Installing desalination units on buildings
The ongoing water crisis in Gaza is alarming. Tap water is too salty and contaminated for human consumption. The salinity of the water also creates problems for medical facilities. Anera installed desalination units at two major health care centers in Gaza. Now, patients can drink the water from the tap and medical practitioners can use it freely in their work.
Hydroponic cultivation can grow a variety of fruits and vegetables at a very low cost and with very little water – only 10 to 20 percent needed in traditional systems. Gaza, with its terrible water scarcity, is in dire need of hydroponic agriculture. Anera has piloted an educational hydroponic unit with a women’s cooperative in Gaza and we are replicating it for individual families.
Water is precious and scarce in the arid West Bank, but Palestinian municipalities discard wastewater every day, often paying a fee to Israel to do so. Anera has found a way to save and reuse wastewater on a major scale. In Ramallah, a city of 40,000, the municipality can now make use of 79,000 gallons of wastewater a day for fire-fighting and irrigating parks.
Sean Carroll, Anera’s president, visited the wastewater reservoir and issued this video report:
What Is World Water Day?
World Water Day is an international day of observance commemorating the importance of clean, sustainable freshwater. First celebrated in 1993, it’s held each year on March 22. As climate change and growing inequality imperil access to resources of all kinds, remembering the importance of universal access to clean water, sanitation and hygiene (WASH) is essential from a policymaking and development standpoint.
The United Nations proposed World Water Day in its 1992 Conference on Environment and Development in Rio de Janeiro.
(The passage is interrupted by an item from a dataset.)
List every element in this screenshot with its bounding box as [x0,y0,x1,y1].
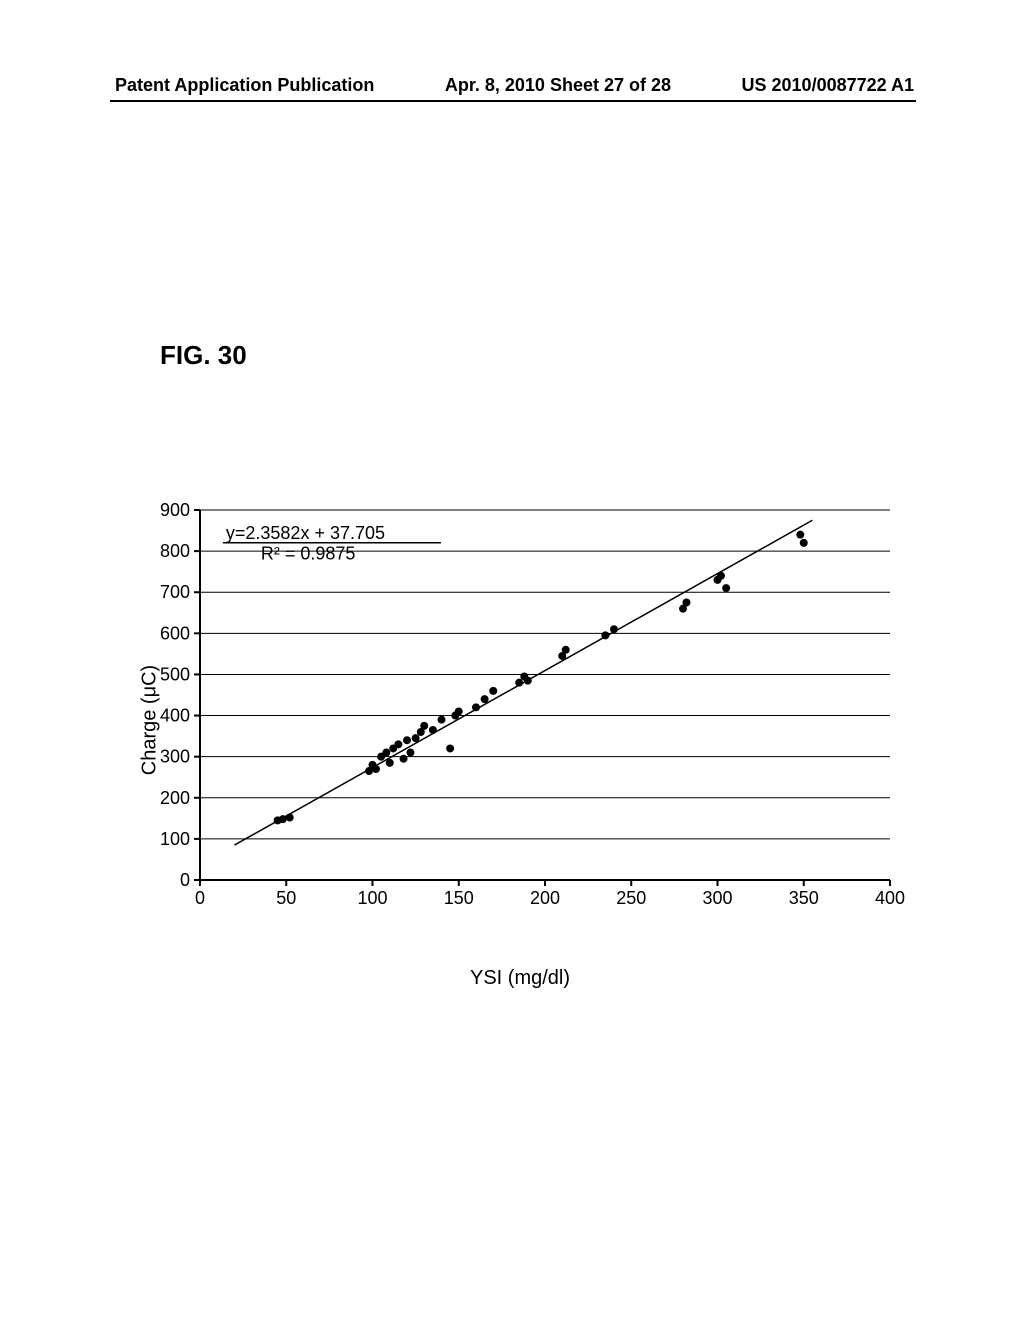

Each year brings a new theme. This year, the theme is ‘Nature and Climate Change,’ drawing attention to the impact of climate change on water issues. Previous themes have included:
- Leaving No One Behind (2019)
- Nature for Water (2018)
- Why Waste Water? (2017)
- Better Water, Better Jobs (2016)
- Water and Sustainable Development (2015)
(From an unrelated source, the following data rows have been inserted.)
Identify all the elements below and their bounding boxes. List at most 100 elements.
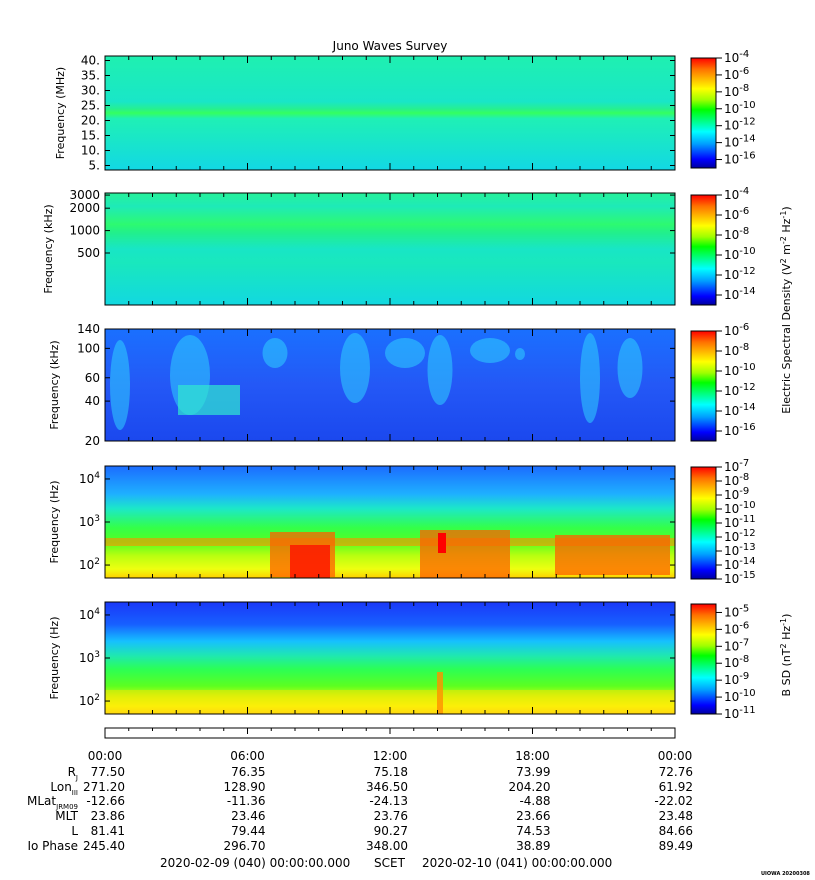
panel-3-burst <box>470 338 510 363</box>
panel-3-burst <box>262 338 288 368</box>
panel-5-ytick-label: 102 <box>79 693 100 708</box>
panel-4-emission-block <box>290 545 330 578</box>
colorbar-2-label: 10-4 <box>724 186 749 202</box>
panel-3-burst <box>340 333 370 403</box>
electric-colorbar-label-a: Electric Spectral Density (V <box>780 263 793 414</box>
ephemeris-value: 23.46 <box>231 809 265 823</box>
panel-4-ytick-label: 103 <box>79 514 100 529</box>
ephemeris-row-label: MLatJRM09 <box>27 794 78 811</box>
footer-stamp: UIOWA 20200308 <box>761 871 810 877</box>
panel-1-ytick-label: 15. <box>81 129 100 143</box>
magnetic-colorbar-label: B SD (nT2 Hz-1) <box>779 614 793 697</box>
colorbar-2-label: 10-10 <box>724 246 756 262</box>
ephemeris-value: 84.66 <box>659 824 693 838</box>
ephemeris-value: 23.48 <box>659 809 693 823</box>
colorbar-4-label: 10-12 <box>724 528 756 544</box>
panel-5-ylabel: Frequency (Hz) <box>48 617 61 700</box>
panel-4-ylabel: Frequency (Hz) <box>48 481 61 564</box>
ephemeris-value: 245.40 <box>83 839 125 853</box>
ephemeris-row-label: L <box>71 824 78 838</box>
electric-colorbar-label-d: ) <box>780 206 793 210</box>
panel-2-ytick-label: 3000 <box>69 188 100 202</box>
panel-1-colorbar <box>690 57 717 169</box>
panel-1-ytick-label: 30. <box>81 84 100 98</box>
panel-4-ytick-label: 102 <box>79 557 100 572</box>
electric-colorbar-label-b: m <box>780 244 793 258</box>
colorbar-5-label: 10-7 <box>724 637 749 653</box>
magnetic-colorbar-label-c: ) <box>780 614 793 618</box>
panel-2-ytick-label: 2000 <box>69 201 100 215</box>
panel-4-emission-block <box>438 533 446 553</box>
panel-2-colorbar <box>690 194 717 306</box>
panel-5-colorbar <box>690 603 717 715</box>
ephemeris-value: 61.92 <box>659 780 693 794</box>
colorbar-1-label: 10-6 <box>724 66 749 82</box>
ephemeris-value: 75.18 <box>374 765 408 779</box>
ephemeris-value: 74.53 <box>516 824 550 838</box>
magnetic-colorbar-label-b: Hz <box>780 626 793 644</box>
panel-1-ytick-label: 35. <box>81 69 100 83</box>
colorbar-4-label: 10-14 <box>724 556 756 572</box>
colorbar-3-label: 10-6 <box>724 322 749 338</box>
time-axis-label: 00:00 <box>658 749 693 763</box>
colorbar-4-label: 10-13 <box>724 542 756 558</box>
ephemeris-value: 89.49 <box>659 839 693 853</box>
colorbar-2-label: 10-14 <box>724 286 756 302</box>
time-axis-label: 12:00 <box>373 749 408 763</box>
panel-1-ytick-label: 20. <box>81 114 100 128</box>
ephemeris-row-label: Io Phase <box>27 839 78 853</box>
magnetic-colorbar-label-sup1: 2 <box>779 643 788 648</box>
panel-3-colorbar <box>690 330 717 442</box>
ephemeris-value: -4.88 <box>519 794 550 808</box>
colorbar-4-label: 10-11 <box>724 514 756 530</box>
colorbar-3-label: 10-16 <box>724 422 756 438</box>
panel-1: 40.35.30.25.20.15.10.5. Frequency (MHz) … <box>54 49 756 173</box>
colorbar-4-label: 10-9 <box>724 486 749 502</box>
ephemeris-row-label: MLT <box>55 809 78 823</box>
ephemeris-value: 76.35 <box>231 765 265 779</box>
panel-5-emission-block <box>437 672 443 714</box>
magnetic-colorbar-label-sup2: -1 <box>779 618 788 626</box>
panel-2-ytick-label: 1000 <box>69 224 100 238</box>
ephemeris-value: 79.44 <box>231 824 265 838</box>
figure-title: Juno Waves Survey <box>332 39 448 53</box>
panel-3-burst <box>178 385 240 415</box>
colorbar-1-label: 10-12 <box>724 117 756 133</box>
ephemeris-row-label: RJ <box>68 765 78 782</box>
magnetic-colorbar-label-a: B SD (nT <box>780 648 793 696</box>
ephemeris-value: 23.76 <box>374 809 408 823</box>
colorbar-5-label: 10-9 <box>724 671 749 687</box>
ephemeris-value: 128.90 <box>224 780 266 794</box>
panel-4-emission-block <box>555 535 670 575</box>
colorbar-1-label: 10-14 <box>724 134 756 150</box>
ephemeris-value: 38.89 <box>516 839 550 853</box>
panel-3-burst <box>427 335 453 405</box>
panel-3-ytick-label: 20 <box>85 434 100 448</box>
panel-3-ytick-label: 100 <box>77 341 100 355</box>
colorbar-3-label: 10-12 <box>724 382 756 398</box>
panel-1-ytick-label: 25. <box>81 99 100 113</box>
colorbar-2-label: 10-6 <box>724 206 749 222</box>
footer-start-time: 2020-02-09 (040) 00:00:00.000 <box>160 856 350 870</box>
panel-3-burst <box>110 340 130 430</box>
ephemeris-value: -24.13 <box>369 794 408 808</box>
colorbar-5-label: 10-6 <box>724 620 749 636</box>
panel-1-spectrogram <box>105 56 675 170</box>
panel-4-emission-band <box>105 538 675 546</box>
ephemeris-value: 348.00 <box>366 839 408 853</box>
ephemeris-value: 81.41 <box>91 824 125 838</box>
panel-3-burst <box>580 333 600 423</box>
panel-1-ylabel: Frequency (MHz) <box>54 67 67 159</box>
panel-3: 140 100 60 40 20 Frequency (kHz) 10-6 10-8 10-… <box>48 322 756 448</box>
colorbar-2-label: 10-8 <box>724 226 749 242</box>
colorbar-5-label: 10-11 <box>724 705 756 721</box>
colorbar-4-label: 10-15 <box>724 570 756 586</box>
panel-1-ytick-label: 5. <box>89 159 100 173</box>
colorbar-1-label: 10-4 <box>724 49 749 65</box>
panel-3-ytick-label: 60 <box>85 371 100 385</box>
ephemeris-value: 346.50 <box>366 780 408 794</box>
ephemeris-value: 72.76 <box>659 765 693 779</box>
panel-2-ytick-label: 500 <box>77 246 100 260</box>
In recent years, each theme has reflected an aspect of the UN’s Sustainable Development Goal 6 — to “ensure the availability and sustainable management of water and sanitation for all.”
What Is the Importance of World Water Day for Development?
Water insecurity can affect communities in even the most economically advantaged countries. However, the issue is especially severe in areas like Gaza:
- Only 10% of Gaza residents have access to safe water drinking water.
- A third of the income for Gaza residents goes to purchasing drinking water.
- Over 95% of the drinking water in Gaza is unfit for human consumption.
- Over 25% of the disease in Gaza is related to unsafe drinking water.
- Over 90% of households in the country have a tap that clean water used to flow from.
These conditions contribute to a wide range of public health issues, from endemic infectious diseases to higher child and maternal mortality rates. Often, it’s the most vulnerable members of a population who suffer the most.
Anera and Water
Addressing water issues is one of the first steps in building healthier communities. In the Middle East, where climate change, drought, waste and population growth contribute to chronic water shortages, careful management and modern infrastructure are essential. Working with local engineers and community leaders, Anera has funded and managed projects that have improved access to clean water and modernized irrigation and wastewater systems.
World Water Day is an excellent opportunity to support organizations providing on-the-ground assistance in vulnerable parts of the world. Read on to learn how your contributions are helping us improve health and sanitation in Gaza and beyond.
Our Work in Gaza and the West Bank
Over the course of the last three years, Anera has distributed hygiene kits to 8,921 families across Gaza and conducted 300 water and sanitation hygiene sessions. Over the full past decade, even more has been done. In that time, Anera connected nearly 400,000 Gazans to reliable, safe water and/or sewage networks.